Nigel Williams was put into care as a child and has been in 18 different prisons. But meeting Christ set him free from his addictions and self-harm, and now he loves to share the good news with everyone he meets
I grew up in a little town near Mansfield with my mum, who had schizophrenia, and my grandma. I wasn’t looked after properly and would play out on the streets from the age of five. I was hard to control and didn’t go to school. I would steal cigarettes and money from my mum.
One evening, I woke up in the middle of the night and I could see smoke coming from underneath the door. I woke my mum and grandma up. Mum called the fire service and grandma tried to put the fire out but was beaten back by the flames. I was hiding under my bed and the floor was getting hotter and hotter. Eventually, a fireman pulled me out.
After the fire, which was caused by one of mum’s cigarettes, social services took me into care. I was taken to see my mum every couple of weeks, but sometimes she wouldn’t turn up.
A life of crime
As a teenager, I stole fags and sold them at school. Then I broke into a pub and stole booze. After that, I began to burgle houses. The first time I went to prison, I was beaten for weeks by two other inmates until, finally, a prison officer saw the state of my back and I was taken to the hospital wing. Later, I hit two officers with a jug and was threatened with a ten-year sentence.
Even though I was in a secure hospital I felt so free. I ran out of the door of the chapel and said: “Jesus is alive!”
I was transferred from prison to a secure hospital because I had a breakdown. My mum died, which left me depressed. Voices had tormented me for years – they made me smash things or stick a knife into myself. I’ve got 62 scars on my body from self-harming. When in prison, I was put in solitary confinement for months because I used to self-harm or get into fights. I was in and out of 18 different prisons, two secure hospitals, dozens of mental health hospitals and four bail hostels.

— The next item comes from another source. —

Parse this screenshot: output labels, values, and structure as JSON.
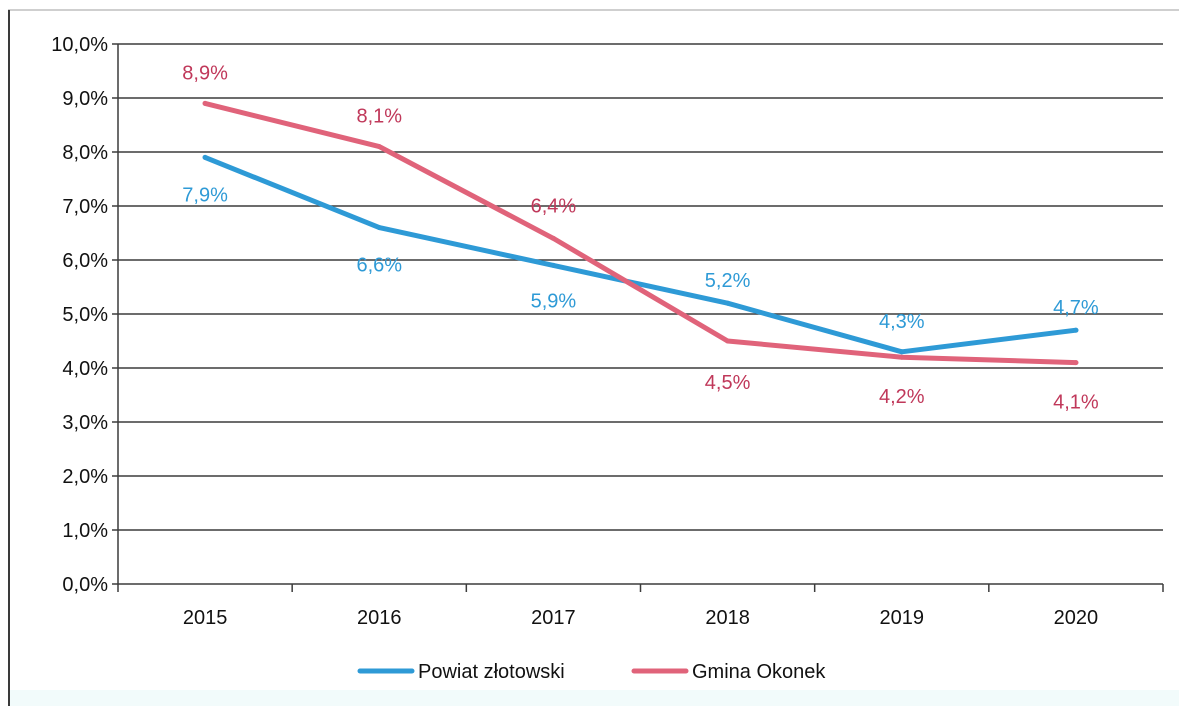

While I was in prison in Hull, Christians visited every Tuesday. I worked in the kitchen and brought them sandwiches or cups of tea. It was good to talk to them, even though I didn’t believe. I wanted to, but I needed evidence; I wanted proof that Jesus Christ was real.
One of my questions was: “How can there be a God when my life is a complete mess?” People in prison had beat me with pillowcases full of boots, jars and stones. They’d laugh at me and ridicule me. I thought: If there is a God, he’s not really helping me and I don’t want to follow him. When these Christians came in, I tried to say that their God wasn’t real and picked faults all the time. But the only fool there was me, and I’m so glad God had mercy on me.
One day, I had an experience in the prison chapel when these Christians prayed for me. I went down in the Spirit and, suddenly, the prison bars didn’t seem to have any hold on me any more. I was filled with joy, peace and love as someone led me to Christ.
Even though I was in a secure hospital I felt so free. I ran out of the chapel and said: “Jesus is alive!” One of the doctors said: “Put him on more medication, nurse,” but I was experiencing the Holy Spirit for the first time.
Once I became a Christian, I felt guilty for my crimes. It hit me like a bombshell. For years I suffered from the shame and guilt of what I did to people’s homes and all the drugs I sold to people. The enemy was trying to keep me trapped. I thought: You might as well end your life now. Everyone hates you. You’re a piece of scum. You have no right to be a Christian. It took me several years to overcome that lying voice.
A simple prayer
I used to swear all the time but, when I got saved, that went straight away. Other addictions took longer. One day my friend Martin came to my flat, and saw loads of empty larger cans stacked in the corner. He said: “Nige, do you want to give up this addiction?” I said: “Of course I do! But I’m trapped. I even need a drink when I wake up at four in the morning.”
All Martin said was: “Lord Jesus, just set Nigel free from the addiction of alcohol.” Then he went to my fridge, took the cans I had and went home. I thought: You cheeky thing! I’m going to go to the shop if this feeling of needing a drink doesn’t go away, and I’m going to buy some more. But I said to God: “I’ll just give it another hour and see how I feel.” An hour went by, and I didn’t need a drink. The next morning when I woke up, I didn’t have the shakes or any cravings. I’d been addicted since the age of eleven. It had ruined my life. I couldn’t believe a simple prayer had set me free.
Now I go out on the streets each week to share my faith. Even with mental illness, I still evangelise because I know God is real. I love to pray for people. Some Christians are afraid to go, and there’s so much that I fear too. I still have schizophrenia, but God gives me the ability to stand and preach in a packed market in Sheffield and see people come to Christ.